A Missouri House Committee Hearing is underway this evening for the controversial religious freedom proposal.

It would amend the Missouri constitution to protect religious organizations and individuals from being penalized for refusing to participate in a same-sex wedding.

Some businesses across the state decided to form “Missouri Competes,” a non-partisan business coalition to stop the bill.

As of Monday night, at least 100 businesses had signed on.

“We just don’t believe it’s good for the state of Missouri,” said The Old Glass Place Manager Roger Malarkey.

Malarkey says he feels SJR39 is not right for Missouri.

“We don’t want to turn business away in the state, and we feel Missouri could be in the same predicament as other states where large corporations have sent notice,” said Malarkey.  “Saying, ‘if you want to do this, we will pull business from your state.'”

The Old Glass Place is just one of several local businesses standing together in support of a state that welcomes all people, regardless of sexual identity.

“We don’t understand why anyone would want to discriminate against them on any basis,” said 2Balance CEO and Owner Sheri Hawkins.  “No one should be discriminated against.”

Bambinos Cafe, Springfield Music and the Law Offices of Kristoffer Barefield also stand in opposition.

“We don’t care about what they’re doing in the bedroom,” said Hawkins.  “We care about who they are as a human being and what they’re doing at work.”

Republican Senator Bob Onder is the bill’s sponsor.


“What we are asking in the general assembly is to give the people of Missouri a chance to vote on religious freedom,” Onder said.  “It’s a shield, not a sword.  It’s a shield to protect people of religious beliefs– beliefs that are under attack right now.”

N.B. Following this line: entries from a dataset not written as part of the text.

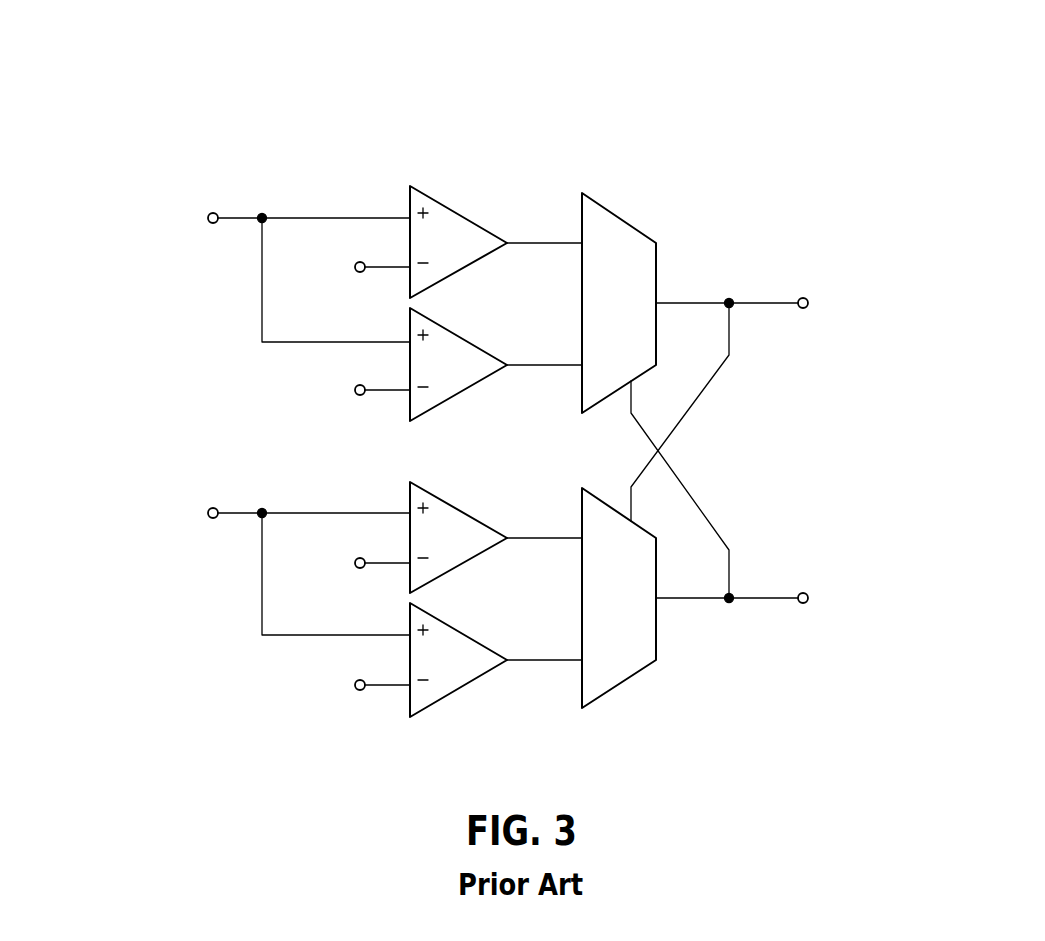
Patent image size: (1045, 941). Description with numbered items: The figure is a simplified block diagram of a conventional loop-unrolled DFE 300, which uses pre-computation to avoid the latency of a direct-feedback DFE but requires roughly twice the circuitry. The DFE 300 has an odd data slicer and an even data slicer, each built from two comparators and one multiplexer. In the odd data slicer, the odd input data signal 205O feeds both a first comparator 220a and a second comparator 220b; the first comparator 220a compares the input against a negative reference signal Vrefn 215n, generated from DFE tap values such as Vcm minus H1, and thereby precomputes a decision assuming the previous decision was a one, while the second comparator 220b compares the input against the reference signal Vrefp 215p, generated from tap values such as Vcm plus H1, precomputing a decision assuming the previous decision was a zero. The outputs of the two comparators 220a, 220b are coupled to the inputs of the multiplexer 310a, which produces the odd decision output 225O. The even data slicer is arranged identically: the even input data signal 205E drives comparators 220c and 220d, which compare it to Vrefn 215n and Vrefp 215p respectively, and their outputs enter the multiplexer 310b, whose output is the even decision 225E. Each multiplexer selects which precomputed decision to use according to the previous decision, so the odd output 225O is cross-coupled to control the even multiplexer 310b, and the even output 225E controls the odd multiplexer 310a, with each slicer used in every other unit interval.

The loop-unrolled DFE 300 is at (727, 105).
The odd input data signal 205O is at (281, 267).
The even input data signal 205E is at (281, 561).
The negative reference signal Vrefn 215n is at (351, 415).
The reference signal Vrefp 215p is at (351, 538).
The first comparator of the odd data slicer 220a is at (450, 208).
The second comparator of the odd data slicer 220b is at (450, 333).
The first comparator of the even data slicer 220c is at (450, 502).
The second comparator of the even data slicer 220d is at (450, 625).
The multiplexer of the odd data slicer 310a is at (622, 218).
The multiplexer of the even data slicer 310b is at (620, 682).
The odd data slicer decision output 225O is at (762, 306).
The even data slicer decision output 225E is at (761, 602).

The bill has garnered a lot of attention from both sides of the aisle.

“This is a really important issue,” said Onder.  “We need to act now or we might as well put the first amendment of the constitution in the dustbin of history.”


If the proposal passes, it will not go to Governor Jay Nixon’s desk.  It’s a referendum and it would be decided on by Missouri voters in the November election.